See how your team's accumulated knowledge and integrated tools improve reviews. The Knowledge Base page tracks how often [Learnings](/knowledge-base/learnings) from chat conversations and [MCP server](/integrations/mcp-servers) integrations are applied to pull requests, which context sources provide the most coverage, and what automated tool findings are being surfaced.

**Key questions this page answers:**

* How many <Hint type="learnings" /> have been created and how often are they applied?
* Which MCP servers are providing coverage across pull requests?
* Is the team building up institutional knowledge over time?
* Which tools are surfacing the most findings, and at what severity?

### Organization Trends

Spot changes in team health over time. The Organization Trends page visualizes weekly PR throughput, reviewer participation, chat adoption, and CI/CD failures to help you catch emerging patterns early.

**Key questions this page answers:**

* Are we merging work consistently, or is a backlog forming?
* Is review participation evenly distributed across the team?
* Are weekly activity levels trending in a healthy direction?

### Pre-merge Checks

Monitor how your quality gates are performing. The Pre-merge Checks page shows which built-in and [custom checks](/pr-reviews/custom-checks) are configured, how often they run, and their pass/fail outcomes so you can tune checks or catch gaps.

**Key questions this page answers:**

* How many Pre-merge Checks are configured and how often do they run?
* What is the pass/fail distribution across checks?
* Are custom checks catching issues before code is merged?

### Reporting

Track report delivery across your organization. The Reporting page shows how many [scheduled](/guides/scheduled-reports) and on-demand reports are configured, how consistently they're delivered, and which channels your team uses.

**Key questions this page answers:**

* How many reports have been delivered and through which channels?
* How many reports are configured across the organization?

### Data Metrics

Drill down to individual contributors and pull requests. The Data Metrics page is designed for auditability, coaching insights, and debugging review process issues.

**Key questions this page answers:**

* Which developers need more support?
* Which PRs took unusually long to finalize, and why?
* Are certain contributors struggling with specific issue types?
* Which tools surface the most issues?

### Data Export

Download per-PR review metrics as CSV for offline analysis, custom reporting, or integration with other tools.

For export instructions and field definitions, see [Data Export](/guides/data-export).

<Tip>
  For programmatic access, use the [Metrics Data API](/api-reference/metrics-data-api) (Enterprise plan feature).
</Tip>

## IDE/CLI reviews

Metrics for code reviews performed through CodeRabbit IDE extensions (such as Cursor, VS Code) and the CLI.

For detailed metric definitions, see [IDE/CLI review metrics](/guides/ide-cli-dashboard-metrics).

### IDE/CLI Summary

Understand how your team is adopting CodeRabbit reviews outside of pull requests. The Summary page shows which [IDE extensions](/ide/index) and [CLI tools](/cli/index) are being used, how many reviews are performed, and whether [Learnings](/knowledge-base/learnings) carry over to local reviews.

**Key questions this page answers:**

* How actively are developers using IDE/CLI reviews?
* Which IDE extensions or CLI tools are most popular?
* Are Learnings being applied to IDE/CLI reviews?

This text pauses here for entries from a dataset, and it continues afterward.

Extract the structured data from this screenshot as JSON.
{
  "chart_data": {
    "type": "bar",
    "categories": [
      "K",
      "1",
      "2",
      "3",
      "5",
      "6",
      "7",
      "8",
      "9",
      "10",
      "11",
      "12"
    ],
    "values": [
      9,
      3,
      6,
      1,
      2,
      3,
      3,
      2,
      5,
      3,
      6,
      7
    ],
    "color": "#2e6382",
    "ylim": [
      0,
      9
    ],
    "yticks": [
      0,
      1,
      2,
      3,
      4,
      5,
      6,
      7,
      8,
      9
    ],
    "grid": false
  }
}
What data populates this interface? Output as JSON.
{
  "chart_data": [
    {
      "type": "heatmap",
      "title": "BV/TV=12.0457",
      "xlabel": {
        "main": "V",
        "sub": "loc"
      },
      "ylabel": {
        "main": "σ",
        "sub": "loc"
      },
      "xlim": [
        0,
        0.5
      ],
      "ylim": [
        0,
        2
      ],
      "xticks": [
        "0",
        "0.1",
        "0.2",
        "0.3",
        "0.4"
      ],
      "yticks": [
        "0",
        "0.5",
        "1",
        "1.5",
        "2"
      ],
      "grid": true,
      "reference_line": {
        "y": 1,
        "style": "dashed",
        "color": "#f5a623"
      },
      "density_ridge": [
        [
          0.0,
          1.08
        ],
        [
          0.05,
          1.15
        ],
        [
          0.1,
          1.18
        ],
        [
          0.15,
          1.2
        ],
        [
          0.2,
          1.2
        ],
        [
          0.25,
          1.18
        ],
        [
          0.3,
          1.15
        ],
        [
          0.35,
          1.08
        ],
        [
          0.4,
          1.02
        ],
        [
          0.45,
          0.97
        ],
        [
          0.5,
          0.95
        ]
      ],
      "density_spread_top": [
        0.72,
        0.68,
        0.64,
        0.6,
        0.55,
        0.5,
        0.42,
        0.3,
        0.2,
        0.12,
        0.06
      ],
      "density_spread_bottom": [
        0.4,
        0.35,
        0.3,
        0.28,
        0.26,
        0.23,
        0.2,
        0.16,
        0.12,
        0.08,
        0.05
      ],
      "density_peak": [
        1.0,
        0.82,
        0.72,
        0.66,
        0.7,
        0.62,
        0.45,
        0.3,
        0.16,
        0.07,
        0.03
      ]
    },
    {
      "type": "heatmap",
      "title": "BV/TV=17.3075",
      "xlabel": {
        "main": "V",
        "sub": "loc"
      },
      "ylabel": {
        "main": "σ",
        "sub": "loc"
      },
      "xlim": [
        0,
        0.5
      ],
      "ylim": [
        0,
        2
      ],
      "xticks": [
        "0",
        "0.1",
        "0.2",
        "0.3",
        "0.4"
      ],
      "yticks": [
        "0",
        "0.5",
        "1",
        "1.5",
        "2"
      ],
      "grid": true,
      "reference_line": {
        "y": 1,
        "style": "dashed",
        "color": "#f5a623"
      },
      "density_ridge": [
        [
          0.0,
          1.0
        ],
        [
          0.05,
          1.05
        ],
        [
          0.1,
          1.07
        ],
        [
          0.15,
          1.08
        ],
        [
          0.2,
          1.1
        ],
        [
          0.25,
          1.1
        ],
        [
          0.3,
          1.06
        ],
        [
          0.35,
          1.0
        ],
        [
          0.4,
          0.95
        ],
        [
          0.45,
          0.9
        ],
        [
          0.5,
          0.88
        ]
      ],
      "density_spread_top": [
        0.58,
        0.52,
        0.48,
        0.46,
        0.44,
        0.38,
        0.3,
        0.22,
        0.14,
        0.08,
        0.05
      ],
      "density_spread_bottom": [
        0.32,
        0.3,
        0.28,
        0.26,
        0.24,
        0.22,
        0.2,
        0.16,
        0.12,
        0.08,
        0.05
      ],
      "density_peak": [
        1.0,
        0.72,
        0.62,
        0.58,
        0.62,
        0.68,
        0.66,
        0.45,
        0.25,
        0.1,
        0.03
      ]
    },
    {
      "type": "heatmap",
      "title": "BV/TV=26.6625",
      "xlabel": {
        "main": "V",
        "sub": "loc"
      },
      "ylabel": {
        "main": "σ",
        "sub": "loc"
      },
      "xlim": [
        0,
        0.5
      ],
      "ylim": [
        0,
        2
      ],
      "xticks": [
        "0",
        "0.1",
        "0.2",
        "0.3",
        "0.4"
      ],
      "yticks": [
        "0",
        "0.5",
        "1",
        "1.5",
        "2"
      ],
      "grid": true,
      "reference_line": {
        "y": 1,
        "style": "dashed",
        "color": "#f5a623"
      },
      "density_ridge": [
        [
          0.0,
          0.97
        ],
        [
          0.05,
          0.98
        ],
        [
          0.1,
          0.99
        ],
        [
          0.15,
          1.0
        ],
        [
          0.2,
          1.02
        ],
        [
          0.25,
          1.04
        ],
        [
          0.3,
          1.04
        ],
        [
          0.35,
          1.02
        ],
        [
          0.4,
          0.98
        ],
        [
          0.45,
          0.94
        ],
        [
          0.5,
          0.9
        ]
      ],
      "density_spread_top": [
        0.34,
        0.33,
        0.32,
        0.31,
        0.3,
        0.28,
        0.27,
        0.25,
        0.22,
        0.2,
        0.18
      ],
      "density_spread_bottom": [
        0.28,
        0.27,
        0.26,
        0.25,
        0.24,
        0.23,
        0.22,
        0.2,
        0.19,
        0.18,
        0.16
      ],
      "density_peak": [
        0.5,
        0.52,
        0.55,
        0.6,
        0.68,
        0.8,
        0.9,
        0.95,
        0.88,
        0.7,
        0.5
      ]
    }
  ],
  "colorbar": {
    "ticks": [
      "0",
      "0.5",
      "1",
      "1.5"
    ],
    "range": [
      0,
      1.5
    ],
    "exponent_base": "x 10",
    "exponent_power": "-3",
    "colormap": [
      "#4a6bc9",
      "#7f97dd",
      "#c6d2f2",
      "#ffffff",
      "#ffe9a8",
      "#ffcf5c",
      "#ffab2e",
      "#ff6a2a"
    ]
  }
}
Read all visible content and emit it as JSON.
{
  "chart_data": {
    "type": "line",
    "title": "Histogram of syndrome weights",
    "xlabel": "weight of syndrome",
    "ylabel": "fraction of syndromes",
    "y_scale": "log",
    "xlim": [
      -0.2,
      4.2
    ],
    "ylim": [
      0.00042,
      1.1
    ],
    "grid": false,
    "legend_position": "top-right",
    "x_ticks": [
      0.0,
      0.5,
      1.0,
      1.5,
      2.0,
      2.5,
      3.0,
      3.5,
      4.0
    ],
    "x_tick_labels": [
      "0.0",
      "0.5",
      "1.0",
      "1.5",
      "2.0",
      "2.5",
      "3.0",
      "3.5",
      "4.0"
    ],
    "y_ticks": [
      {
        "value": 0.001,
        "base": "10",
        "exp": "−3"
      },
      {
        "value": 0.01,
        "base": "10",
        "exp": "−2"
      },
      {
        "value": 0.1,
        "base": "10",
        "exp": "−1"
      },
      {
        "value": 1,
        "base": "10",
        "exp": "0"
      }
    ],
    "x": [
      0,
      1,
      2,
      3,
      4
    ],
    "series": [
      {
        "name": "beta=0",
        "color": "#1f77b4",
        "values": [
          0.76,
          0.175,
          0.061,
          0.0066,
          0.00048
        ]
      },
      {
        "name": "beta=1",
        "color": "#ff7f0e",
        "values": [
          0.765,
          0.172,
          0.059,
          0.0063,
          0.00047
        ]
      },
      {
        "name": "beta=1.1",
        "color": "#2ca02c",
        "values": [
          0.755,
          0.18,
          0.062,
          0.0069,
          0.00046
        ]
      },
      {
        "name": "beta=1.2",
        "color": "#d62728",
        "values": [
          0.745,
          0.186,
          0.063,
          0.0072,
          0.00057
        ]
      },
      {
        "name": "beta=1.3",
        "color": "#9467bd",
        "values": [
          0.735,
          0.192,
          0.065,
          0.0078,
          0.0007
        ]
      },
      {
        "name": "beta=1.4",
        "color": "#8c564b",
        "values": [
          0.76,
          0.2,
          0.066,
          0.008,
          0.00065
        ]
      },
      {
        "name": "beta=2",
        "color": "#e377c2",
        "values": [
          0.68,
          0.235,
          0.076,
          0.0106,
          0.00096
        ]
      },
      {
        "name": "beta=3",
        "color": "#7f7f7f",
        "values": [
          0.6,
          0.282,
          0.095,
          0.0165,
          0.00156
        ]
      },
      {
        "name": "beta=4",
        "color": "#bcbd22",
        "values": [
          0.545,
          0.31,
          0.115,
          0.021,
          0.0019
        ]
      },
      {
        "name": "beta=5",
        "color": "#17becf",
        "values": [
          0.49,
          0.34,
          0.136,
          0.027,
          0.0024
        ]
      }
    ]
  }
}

### IDE/CLI Organization Trends

Track week-over-week adoption of IDE and CLI reviews across your team. The Organization Trends page shows weekly usage trends, compares activity across extensions, and surfaces automated tool findings by name and severity.

**Key questions this page answers:**

* Is IDE/CLI review adoption growing week over week?
* Are reviews distributed across team members?
* Which tools are surfacing the most findings?

### IDE/CLI Data Metrics

Drill down into individual user activity for IDE and CLI reviews to identify who's actively using local reviews and where to focus adoption efforts.

**Key questions this page answers:**

* Which team members are actively using IDE/CLI reviews?
* How does usage compare across different IDE extensions and the CLI?